Я встретил ее на большом балу в театре «Опера». Она была в платье из мягкого шелкового бархата цвета красной герани, с широкой брильянтовой диадемой на голове. Лучистые глаза и осветившая для меня в эту минуту весь мир улыбка сразу мне сказали, что она родная, русская. Но мало ли у меня было в жизни увлечений, но мало ли встречалось в Париже красавиц! Однако после первых двух-трех бесед я понял, что это не случайная встреча, а решение моей дальнейшей жизненной судьбы. Почва для этого была, впрочем, уже давно подготовлена.

Вот уже восемь лет, как я был женат на очень милой барышне, принадлежавшей к высшему петербургскому обществу, в котором идеалом мужчин было достигать в жизни всего с затратой наименьших усилий, а в понятии женщин жизнь была создана для удовольствий.

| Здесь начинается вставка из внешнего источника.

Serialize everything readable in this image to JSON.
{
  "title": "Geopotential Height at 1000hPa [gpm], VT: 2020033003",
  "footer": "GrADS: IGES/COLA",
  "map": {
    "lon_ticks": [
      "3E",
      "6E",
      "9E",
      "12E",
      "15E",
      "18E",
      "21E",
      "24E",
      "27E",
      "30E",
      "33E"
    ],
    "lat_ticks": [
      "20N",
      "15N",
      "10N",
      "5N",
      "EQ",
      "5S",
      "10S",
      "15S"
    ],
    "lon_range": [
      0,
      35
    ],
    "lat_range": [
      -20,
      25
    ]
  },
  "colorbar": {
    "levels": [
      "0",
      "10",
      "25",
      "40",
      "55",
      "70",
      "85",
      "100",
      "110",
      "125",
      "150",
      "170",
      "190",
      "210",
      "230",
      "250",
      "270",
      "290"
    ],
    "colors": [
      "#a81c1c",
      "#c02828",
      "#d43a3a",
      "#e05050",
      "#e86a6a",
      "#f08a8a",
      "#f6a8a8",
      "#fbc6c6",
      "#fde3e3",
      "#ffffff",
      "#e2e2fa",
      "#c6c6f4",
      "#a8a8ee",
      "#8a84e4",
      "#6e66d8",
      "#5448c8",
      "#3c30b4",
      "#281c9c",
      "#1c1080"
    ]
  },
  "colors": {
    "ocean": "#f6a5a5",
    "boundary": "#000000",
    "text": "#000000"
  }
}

В Париже моя молодая жена сразу завоевала успех в том обществе, где эти принципы особенно ярко процветали. Общество это, или, как его называли, «весь Париж», не было чисто французским: в него входили все, кто имел или очень большие деньги, или хоть какой-нибудь титул. Титулы продавали себя деньгам, а деньги поклонялись титулам. Нигде нельзя было легче поддаться искушению смотреть на жизнь как на сплошной беззаботный праздник. Работа для представителей этого общества была уделом специально обреченных на это людей, но сами они о ней не желали иметь понятия:

«Зачем тратить время на скучные писания рапортов, когда в тот же вечер можно попасть и на интересный спектакль и на веселый бал? Разве не приятнее видеть свою фамилию ежедневно в рубрике великосветских приемов парижских газет, чем безнадежно ждать одобрения своей работы от далекого питерского начальства? К чему тратить время на домашнее хозяйство, когда на это есть прислуга?»

От семейного очага. оставалась лишь та лицемерная видимость, с которой примирялось как с совершенно нормальным явлением не только парижское, но и всякое так называемое высшее общество.

Это мировоззрение после нелегкой борьбы и разрушила во мне прежде всего Наталия Владимировна.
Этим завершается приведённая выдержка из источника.